Friday, 18 November 2016

Pay to play again

    It's evidently a way to become alarmingly sought-after, to write a blog as a transgender person. People always seem to want my views on things with a transgender slant. Back in February of this year I wrote about the usual approach of someone wanting me to talk about a book, but sometimes it's a newspaper article or a film, and now it's someone seeking my views on a medical product. Wow, I never knew being transgender could make you so popular!
    Of course, there's a catch. These people all want my views on their stuff for free, which would be fine if they were coming from a non-profit-making industry, but of course they aren't. They're seeking free publicity and valuable search engine rankings for the products of industries that involve huge amounts of money, and quite naturally they want to keep all that money for themselves.
    I wrote in February about how the PR side of the publishing industry works, how there is a cosy relationship between the industry and a set of journalists, each of whom scratch each other's backs with a bit of wine lubricating the process.

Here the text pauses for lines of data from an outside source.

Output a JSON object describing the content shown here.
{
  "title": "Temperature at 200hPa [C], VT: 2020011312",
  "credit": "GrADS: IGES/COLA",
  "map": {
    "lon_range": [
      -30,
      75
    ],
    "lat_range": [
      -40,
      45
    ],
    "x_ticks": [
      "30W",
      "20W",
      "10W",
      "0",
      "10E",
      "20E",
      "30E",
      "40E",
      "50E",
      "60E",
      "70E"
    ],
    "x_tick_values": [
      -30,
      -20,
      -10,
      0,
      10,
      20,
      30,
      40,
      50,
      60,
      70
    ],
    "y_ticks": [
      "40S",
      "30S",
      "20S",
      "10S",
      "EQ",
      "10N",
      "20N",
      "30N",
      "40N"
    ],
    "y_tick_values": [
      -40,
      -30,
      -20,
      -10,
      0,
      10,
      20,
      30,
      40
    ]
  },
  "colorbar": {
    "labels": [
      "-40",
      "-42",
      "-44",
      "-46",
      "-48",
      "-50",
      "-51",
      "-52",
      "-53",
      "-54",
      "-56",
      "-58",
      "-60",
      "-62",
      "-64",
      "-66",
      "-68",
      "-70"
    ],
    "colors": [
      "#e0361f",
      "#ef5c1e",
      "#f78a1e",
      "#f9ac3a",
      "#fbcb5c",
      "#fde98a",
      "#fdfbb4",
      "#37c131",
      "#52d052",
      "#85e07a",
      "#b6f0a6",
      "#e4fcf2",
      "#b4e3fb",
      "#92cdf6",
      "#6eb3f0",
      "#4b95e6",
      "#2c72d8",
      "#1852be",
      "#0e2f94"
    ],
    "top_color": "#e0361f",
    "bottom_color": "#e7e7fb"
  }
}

It's the same in other industries, almost anything you see in the papers or on TV will have got there as a result of some behind-the-scenes PR work if it's a straightforward feature on a commercial product. It's understood, and all parties have their own revenue streams that ensure the wheels keep turning.
    Evidently the problem is that among all those journalists with whom the cosy relationships are formed there are no transgender people. Often this is because the few that have transitioned tend to have been forced out by dodgy media companies.
    So faced with this problem of a transgender storyline to push but nobody within the community to take it from them, they go hunting for some trans people of their own. And because they think trans people don't know how all this works, they think they can get away with all that hard work for free if they only butter them up a little. Hence a regular set of emails I and no doubt others like me receive from hopeful PR people looking for a freebie.
    I explained in February the level of work that goes into writing a review. It's an in-depth task that takes a significant amount of time, you can't just bang them out. You need to understand the subject and possess authority on it, then you must spin a tale that draws the reader in. Much of my days are spent doing just this in another place, so you might say I have some authority on this subject. There is a reason that journalists draw a salary cheque, and it ain't because we look pretty sitting at a typewriter.
    So I'll repeat what I said earlier in the year:  I ain't doing that kind of work for free, and neither should you. If the person who asked you to write earns money from it, then you should be paid.
    If they keep pestering you when you don't respond, ask them what they'll do for free for you. Damn, I should have thought of that with the latest one who prompted this post!